Aber so viel Glück ist selten. Meist fallen die Bamf-Hinweise eher in die Kategorie 2: Der Flüchtling hat Namen genannt, aber keine konkreten Vorwürfe, nach denen sich ermitteln ließe. Oder Kategorie 3: Konkrete Vorwürfe, aber keine Namen. Einen großen Anteil, so heißt es unter Strafverfolgern, mache Kategorie 5 aus: Jemand berichtet als Zeuge von einer Gräueltat in Syrien oder dem Irak - ohne dass es aber einen Bezug zu Personen gäbe, die sich derzeit in Deutschland aufhalten. Mit vielen der 5000 Bamf-Hinweise konnten die Ermittler daher nicht weit kommen.

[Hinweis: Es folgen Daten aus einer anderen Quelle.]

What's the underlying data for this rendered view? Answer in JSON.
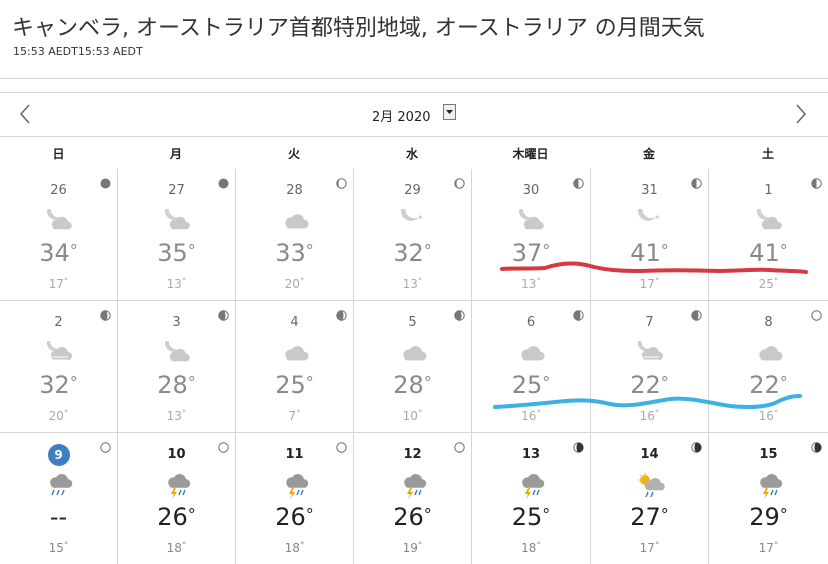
{
  "page": {
    "title": "キャンベラ, オーストラリア首都特別地域, オーストラリア の月間天気",
    "subtitle": "15:53 AEDT15:53 AEDT",
    "month_label": "2月 2020"
  },
  "weekdays": [
    "日",
    "月",
    "火",
    "水",
    "木曜日",
    "金",
    "土"
  ],
  "weeks": [
    [
      {
        "day": "26",
        "hi": "34",
        "lo": "17",
        "icon": "partly-cloudy-night-icon",
        "moon": "new-moon-icon"
      },
      {
        "day": "27",
        "hi": "35",
        "lo": "13",
        "icon": "partly-cloudy-night-icon",
        "moon": "new-moon-icon"
      },
      {
        "day": "28",
        "hi": "33",
        "lo": "20",
        "icon": "cloud-icon",
        "moon": "waxing-crescent-moon-icon"
      },
      {
        "day": "29",
        "hi": "32",
        "lo": "13",
        "icon": "clear-night-icon",
        "moon": "waxing-crescent-moon-icon"
      },
      {
        "day": "30",
        "hi": "37",
        "lo": "13",
        "icon": "partly-cloudy-night-icon",
        "moon": "first-quarter-moon-icon"
      },
      {
        "day": "31",
        "hi": "41",
        "lo": "17",
        "icon": "clear-night-icon",
        "moon": "first-quarter-moon-icon"
      },
      {
        "day": "1",
        "hi": "41",
        "lo": "25",
        "icon": "partly-cloudy-night-icon",
        "moon": "first-quarter-moon-icon"
      }
    ],
    [
      {
        "day": "2",
        "hi": "32",
        "lo": "20",
        "icon": "cloudy-night-icon",
        "moon": "waxing-gibbous-moon-icon"
      },
      {
        "day": "3",
        "hi": "28",
        "lo": "13",
        "icon": "partly-cloudy-night-icon",
        "moon": "waxing-gibbous-moon-icon"
      },
      {
        "day": "4",
        "hi": "25",
        "lo": "7",
        "icon": "cloud-icon",
        "moon": "waxing-gibbous-moon-icon"
      },
      {
        "day": "5",
        "hi": "28",
        "lo": "10",
        "icon": "cloud-icon",
        "moon": "waxing-gibbous-moon-icon"
      },
      {
        "day": "6",
        "hi": "25",
        "lo": "16",
        "icon": "cloud-icon",
        "moon": "waxing-gibbous-moon-icon"
      },
      {
        "day": "7",
        "hi": "22",
        "lo": "16",
        "icon": "cloudy-night-icon",
        "moon": "waxing-gibbous-moon-icon"
      },
      {
        "day": "8",
        "hi": "22",
        "lo": "16",
        "icon": "cloud-icon",
        "moon": "full-moon-icon"
      }
    ],
    [
      {
        "day": "9",
        "hi": "--",
        "lo": "15",
        "icon": "rain-cloud-icon",
        "moon": "full-moon-icon",
        "today": true
      },
      {
        "day": "10",
        "hi": "26",
        "lo": "18",
        "icon": "thunderstorm-icon",
        "moon": "full-moon-icon"
      },
      {
        "day": "11",
        "hi": "26",
        "lo": "18",
        "icon": "thunderstorm-icon",
        "moon": "full-moon-icon"
      },
      {
        "day": "12",
        "hi": "26",
        "lo": "19",
        "icon": "thunderstorm-icon",
        "moon": "full-moon-icon"
      },
      {
        "day": "13",
        "hi": "25",
        "lo": "18",
        "icon": "thunderstorm-icon",
        "moon": "waning-gibbous-moon-icon"
      },
      {
        "day": "14",
        "hi": "27",
        "lo": "17",
        "icon": "sun-rain-icon",
        "moon": "waning-gibbous-moon-icon"
      },
      {
        "day": "15",
        "hi": "29",
        "lo": "17",
        "icon": "thunderstorm-icon",
        "moon": "waning-gibbous-moon-icon"
      }
    ]
  ],
  "colors": {
    "today_circle": "#3e7fc4",
    "annotation_red": "#d2232a",
    "annotation_blue": "#29a8e0",
    "cloud": "#c9c9c9",
    "moon": "#cfcfcf",
    "sun": "#f3b219",
    "lightning": "#f0a500",
    "rain": "#3e7fc4"
  }
}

Neun Juristen bilden beim Generalbundesanwalt die "war crimes unit"

Die Bundesrepublik hat vor Jahren ein Versprechen abgegeben, es heißt "internationale Solidarität bei der Strafverfolgung". Diese Worte stehen in der Gesetzesbegründung für das Völkerstrafgesetzbuch, eingeführt im Jahr 2002. Das bedeutet, dass hiesige Staatsanwälte keine Grenzen mehr kennen sollen, wenn es um die Verfolgung von Genozid oder anderen Völkerrechtsverbrechen geht. Es sind neun Juristen, die beim Generalbundesanwalt in Karlsruhe die sogenannte War Crimes Unit bilden. Das ist das Referat für Völkerstrafrecht, zuständig für Genozid und Menschheitsverbrechen, geführt von Bundesanwalt Christian Ritscher. Sein Einblick in die Befehlsstrukturen irakischer Milizen oder in syrische Foltergefängnisse ist aber beschränkt.

Syriens Regime foltert zwar so, dass es jeder im Land mitbekommt. Das Volk soll sich fürchten. Die Folterknechte aber bleiben im Verborgenen. Sie verbinden ihren Opfern die Augen, nutzen falsche Namen. Es geschieht hinter hohen Mauern und verschlossenen Türen.

"Kriegsverbrecher dürfen in Deutschland keinen Schutz bekommen", sagt die FDP-Politikerin Teuteberg. "Ich habe Zweifel, ob die Bundesregierung das in den letzten Jahren immer mit der gebotenen Ernsthaftigkeit verfolgt habe." Die Zahl der Ermittlungen wegen Kriegsverbrechen hat indes seit 2014 stetig zugenommen hierzulande: Im ersten Jahr waren es bei der Bundesanwaltschaft fünf Ermittlungsverfahren, 2018 schon 49.

Vor drei Wochen reichten die Erkenntnisse auch erstmals für Haftbefehle: Die Bundesanwaltschaft ließ zwei Syrer festsetzen, Anwar R. in Berlin und Eyad A. in Rheinland-Pfalz. Sie sollen als Geheimdienstmitarbeiter des Regimes in Damaskus Menschen gefoltert haben. Sie waren als Flüchtlinge nach Europa gekommen.